# [Soft] Comptabilité auto-entreprise ou Profession libérale

## boozo

'alute

un de mes proches va se lancer incessemment dans la vie d'entrepreneur et comme je sais que certains ici sont partis sur cette voie, je me pose la question de savoir ce que vous utilisez au quotidien pour la gestion comptable (écritures, rapprochement bancaire, format export pour la communication Expert-comptable, déclaration impôts (2035/2041), ...) ?

Je m'occupe de son support bureautique mais je dois avouer que dans ce domaine, hormis la gestion personnelle avec grisbi je ne sais pas trop vers quoi l'orienter pour son activité (vm avec win$, saas, ...)   :Sad: 

L'asso de gestion pour la certification des comptes l'oriente vers BMC espress qui est monoposte sous win$ exclusivement avec support payant... mais alors quitte a payer, j'aurai préféré une base "web" voire même hébergé   :Rolling Eyes:  bref qui puisse supporter sa gentoo en natif si je résume

Ce que j'ai trouvé en cet a-m de divagations sur le web ne m'éclaire guère je trouve... il y a des choses i.e. itool ; zefyr ou OpenSI mais peut/pas de comparatif, enfin, exploitable pour les néophytes -

Et j'ai pas réellement envie de l'envoyer sur un PGI d'entreprise pour son activité libérale ou il n'y a pas de gestion de stock, de produits,... se serait un peu l'usine à gaz sert à rien et un calvaire à supporter

Enfin voilà, si vous avez fait une petite étude de la question et/ou avez un retour d'expérience, personnel ou apparenté, se sera avec grand plaisir d'en discuter   :Smile: 

----------

## guilc

Alors quand je me suis lancé (mais j'en suis revenu, je suis à nouveau simple salarié), j'utilisais :

- Pour la gestion client et l'émission de facture, dolibarr.
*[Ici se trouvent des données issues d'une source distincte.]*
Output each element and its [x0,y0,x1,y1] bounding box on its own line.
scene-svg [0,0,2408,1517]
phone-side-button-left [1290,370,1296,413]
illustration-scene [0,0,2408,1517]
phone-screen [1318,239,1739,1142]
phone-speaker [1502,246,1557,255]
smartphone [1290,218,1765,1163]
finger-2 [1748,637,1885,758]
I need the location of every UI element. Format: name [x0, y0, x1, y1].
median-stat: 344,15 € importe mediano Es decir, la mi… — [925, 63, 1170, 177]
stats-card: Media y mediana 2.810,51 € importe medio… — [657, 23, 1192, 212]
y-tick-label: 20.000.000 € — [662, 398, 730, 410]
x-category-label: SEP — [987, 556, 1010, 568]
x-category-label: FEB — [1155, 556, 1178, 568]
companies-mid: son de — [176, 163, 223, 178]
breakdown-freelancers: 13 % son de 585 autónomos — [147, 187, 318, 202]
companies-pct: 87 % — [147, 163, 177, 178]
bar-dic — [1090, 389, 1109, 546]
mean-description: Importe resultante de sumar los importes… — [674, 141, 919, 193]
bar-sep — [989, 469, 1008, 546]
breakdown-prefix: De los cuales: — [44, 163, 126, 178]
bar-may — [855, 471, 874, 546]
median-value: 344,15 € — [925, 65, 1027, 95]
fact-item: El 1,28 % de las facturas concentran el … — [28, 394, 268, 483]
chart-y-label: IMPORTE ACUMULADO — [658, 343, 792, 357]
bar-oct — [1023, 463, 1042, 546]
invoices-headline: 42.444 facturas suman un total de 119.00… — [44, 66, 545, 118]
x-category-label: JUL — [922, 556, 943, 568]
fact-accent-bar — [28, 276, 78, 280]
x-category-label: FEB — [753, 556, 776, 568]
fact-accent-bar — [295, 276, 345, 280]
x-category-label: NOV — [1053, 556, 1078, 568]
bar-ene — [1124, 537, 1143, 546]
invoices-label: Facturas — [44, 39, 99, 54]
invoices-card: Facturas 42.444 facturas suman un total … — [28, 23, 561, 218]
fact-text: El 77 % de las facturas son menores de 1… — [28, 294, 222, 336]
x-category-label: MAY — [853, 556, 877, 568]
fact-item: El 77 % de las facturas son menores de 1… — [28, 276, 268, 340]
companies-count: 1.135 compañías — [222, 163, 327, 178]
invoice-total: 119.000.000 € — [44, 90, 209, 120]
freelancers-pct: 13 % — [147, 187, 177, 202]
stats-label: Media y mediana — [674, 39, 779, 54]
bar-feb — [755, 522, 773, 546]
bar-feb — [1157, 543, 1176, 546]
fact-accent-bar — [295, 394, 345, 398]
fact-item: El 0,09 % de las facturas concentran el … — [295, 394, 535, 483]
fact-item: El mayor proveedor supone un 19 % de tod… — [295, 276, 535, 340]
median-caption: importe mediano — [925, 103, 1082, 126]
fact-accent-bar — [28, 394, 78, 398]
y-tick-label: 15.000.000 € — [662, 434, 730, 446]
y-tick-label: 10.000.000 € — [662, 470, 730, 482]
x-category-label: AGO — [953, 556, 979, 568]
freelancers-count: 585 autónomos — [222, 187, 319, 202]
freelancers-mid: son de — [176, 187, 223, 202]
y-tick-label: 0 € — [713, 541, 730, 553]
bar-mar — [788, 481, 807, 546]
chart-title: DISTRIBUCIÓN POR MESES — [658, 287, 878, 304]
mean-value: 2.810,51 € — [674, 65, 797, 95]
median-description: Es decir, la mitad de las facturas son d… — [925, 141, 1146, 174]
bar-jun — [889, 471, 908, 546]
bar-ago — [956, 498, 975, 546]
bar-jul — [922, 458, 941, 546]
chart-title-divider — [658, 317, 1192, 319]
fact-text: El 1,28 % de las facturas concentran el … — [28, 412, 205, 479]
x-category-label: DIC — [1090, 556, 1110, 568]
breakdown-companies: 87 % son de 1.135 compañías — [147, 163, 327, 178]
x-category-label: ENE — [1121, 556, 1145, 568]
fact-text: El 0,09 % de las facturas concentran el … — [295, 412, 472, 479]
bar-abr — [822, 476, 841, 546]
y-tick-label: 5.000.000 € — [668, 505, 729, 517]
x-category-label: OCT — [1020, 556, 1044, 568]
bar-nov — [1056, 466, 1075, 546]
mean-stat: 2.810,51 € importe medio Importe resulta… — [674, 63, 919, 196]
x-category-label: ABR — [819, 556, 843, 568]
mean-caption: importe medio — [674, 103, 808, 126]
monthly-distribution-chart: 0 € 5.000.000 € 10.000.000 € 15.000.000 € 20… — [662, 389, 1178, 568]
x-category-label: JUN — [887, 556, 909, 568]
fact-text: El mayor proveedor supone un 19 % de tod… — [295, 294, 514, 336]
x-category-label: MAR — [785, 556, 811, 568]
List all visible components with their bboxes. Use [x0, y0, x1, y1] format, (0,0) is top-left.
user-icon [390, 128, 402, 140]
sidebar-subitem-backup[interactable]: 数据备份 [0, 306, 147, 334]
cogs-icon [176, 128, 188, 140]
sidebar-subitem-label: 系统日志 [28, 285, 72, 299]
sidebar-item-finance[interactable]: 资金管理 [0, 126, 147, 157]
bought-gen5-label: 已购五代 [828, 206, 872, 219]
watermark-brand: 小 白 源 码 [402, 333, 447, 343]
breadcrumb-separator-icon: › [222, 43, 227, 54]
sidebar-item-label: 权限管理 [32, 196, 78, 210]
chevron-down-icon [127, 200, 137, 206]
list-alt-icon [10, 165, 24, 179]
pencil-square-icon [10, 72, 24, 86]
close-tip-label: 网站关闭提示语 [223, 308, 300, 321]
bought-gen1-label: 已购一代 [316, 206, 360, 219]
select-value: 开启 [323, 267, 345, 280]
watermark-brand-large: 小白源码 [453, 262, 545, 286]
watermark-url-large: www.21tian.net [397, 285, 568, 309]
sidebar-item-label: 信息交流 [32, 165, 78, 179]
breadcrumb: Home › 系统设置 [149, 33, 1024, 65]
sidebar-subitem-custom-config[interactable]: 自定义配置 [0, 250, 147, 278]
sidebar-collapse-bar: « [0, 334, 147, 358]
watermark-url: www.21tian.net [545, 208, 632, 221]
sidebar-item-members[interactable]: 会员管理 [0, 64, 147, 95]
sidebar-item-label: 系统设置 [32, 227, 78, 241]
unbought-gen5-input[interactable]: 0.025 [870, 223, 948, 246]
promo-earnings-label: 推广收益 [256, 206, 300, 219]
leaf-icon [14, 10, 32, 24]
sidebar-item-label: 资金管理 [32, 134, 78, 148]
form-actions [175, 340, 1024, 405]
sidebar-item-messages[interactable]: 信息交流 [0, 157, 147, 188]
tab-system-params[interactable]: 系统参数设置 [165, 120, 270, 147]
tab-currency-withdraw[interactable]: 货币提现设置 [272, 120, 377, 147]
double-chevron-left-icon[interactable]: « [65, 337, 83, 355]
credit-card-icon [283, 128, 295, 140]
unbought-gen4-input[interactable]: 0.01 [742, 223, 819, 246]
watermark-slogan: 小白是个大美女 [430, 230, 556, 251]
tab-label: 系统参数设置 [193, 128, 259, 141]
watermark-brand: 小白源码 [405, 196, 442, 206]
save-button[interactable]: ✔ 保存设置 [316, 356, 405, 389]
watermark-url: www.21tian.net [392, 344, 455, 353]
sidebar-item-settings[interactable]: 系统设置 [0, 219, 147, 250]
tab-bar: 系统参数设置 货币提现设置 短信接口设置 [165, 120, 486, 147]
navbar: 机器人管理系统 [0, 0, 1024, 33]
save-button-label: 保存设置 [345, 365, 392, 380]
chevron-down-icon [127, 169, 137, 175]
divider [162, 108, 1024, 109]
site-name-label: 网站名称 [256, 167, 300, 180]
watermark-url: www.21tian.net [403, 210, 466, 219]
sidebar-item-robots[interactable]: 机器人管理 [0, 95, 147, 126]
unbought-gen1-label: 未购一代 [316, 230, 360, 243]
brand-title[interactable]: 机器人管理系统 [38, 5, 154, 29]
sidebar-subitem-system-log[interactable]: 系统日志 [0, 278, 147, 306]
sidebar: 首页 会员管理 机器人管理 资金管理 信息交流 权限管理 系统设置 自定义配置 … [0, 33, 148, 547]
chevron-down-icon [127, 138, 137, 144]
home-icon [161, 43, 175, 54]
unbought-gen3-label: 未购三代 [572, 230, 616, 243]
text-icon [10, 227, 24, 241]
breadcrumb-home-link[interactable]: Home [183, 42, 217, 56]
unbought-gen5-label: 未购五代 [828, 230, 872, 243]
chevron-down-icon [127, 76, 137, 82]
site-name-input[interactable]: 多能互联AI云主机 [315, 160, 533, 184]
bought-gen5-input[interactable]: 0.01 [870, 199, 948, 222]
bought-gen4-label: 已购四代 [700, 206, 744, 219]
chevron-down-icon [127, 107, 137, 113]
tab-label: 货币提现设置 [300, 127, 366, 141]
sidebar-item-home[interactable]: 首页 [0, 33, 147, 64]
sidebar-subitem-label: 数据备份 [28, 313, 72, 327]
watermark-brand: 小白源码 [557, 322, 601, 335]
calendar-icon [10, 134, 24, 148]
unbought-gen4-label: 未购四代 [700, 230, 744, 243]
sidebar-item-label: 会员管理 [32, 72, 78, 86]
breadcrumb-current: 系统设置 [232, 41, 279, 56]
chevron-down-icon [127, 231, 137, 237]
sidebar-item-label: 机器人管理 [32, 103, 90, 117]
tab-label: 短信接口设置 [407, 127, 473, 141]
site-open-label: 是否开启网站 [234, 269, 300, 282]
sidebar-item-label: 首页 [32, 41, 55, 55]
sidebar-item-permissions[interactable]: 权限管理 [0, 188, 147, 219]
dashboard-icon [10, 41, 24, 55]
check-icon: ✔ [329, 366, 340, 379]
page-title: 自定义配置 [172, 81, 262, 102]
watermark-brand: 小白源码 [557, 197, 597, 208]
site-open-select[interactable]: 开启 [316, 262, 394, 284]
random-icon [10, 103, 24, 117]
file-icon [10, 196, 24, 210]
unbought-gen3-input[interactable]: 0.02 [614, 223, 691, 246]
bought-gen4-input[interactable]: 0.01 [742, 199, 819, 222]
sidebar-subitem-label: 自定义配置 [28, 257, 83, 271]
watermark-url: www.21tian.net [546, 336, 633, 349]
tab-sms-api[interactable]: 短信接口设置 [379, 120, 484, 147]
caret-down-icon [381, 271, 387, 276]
C'est web, et surtout, ça reste SIMPLE. Beaucoup plus simple que des solutions concurrentes que j'ai pu aborder. Ca fonctionne pas mal sans se prendre la tête.

- Pour la compta par contre, c'était le logiciel utilisé par la comptable, à savoir une licence EBP. La comptable se débrouillait avec, perso, je touchais pas à ça. Je lui fournissais juste les pièces comptables, ainsi qu'un export de mes factures en .csv généré par dolibarr.

A moins de vouloir faire toi-même la compta, je pense que la seule bonne solution c'est d'utiliser le logiciel que demande le/la comptable. Même s'il est monoposte et pas libre (et windows only). Forcer le/la comptable à utiliser quelque chose qu'il ou elle ne connaît pas est totalement contre-productif et risque de t'amener à refaire plusieurs fois les déclarations aux impôts   :Twisted Evil:  .

[EDIT]

Je précise : c'était dans le cas d'une SCOP. J'ai aussi fait quelques mois en auto-entrepreneurs suite à l'arrêt de la SCOP, et dans ce cas, je me contentais de dolibarr pour la facturation et grisbi (avec 2 comptes distincts) pour la compta. Ici ma méthode de gestion compta d'AE dans grisbi : http://www.grisbi.org/forums/article.php?lang=en&id=9300&group=grisbi.user.french#9300

Les besoins comptables en AE étant restreints, c'est il me semble suffisant, sachant qu'en AE, tu déclares juste en 2042C...

----------

## mp342

Normalement, rien ne t'interdit d'utiliser un logiciel sous linux du moment qu'il respecte les règles imposées par la loi (partie double et compagnie   :Smile:  ).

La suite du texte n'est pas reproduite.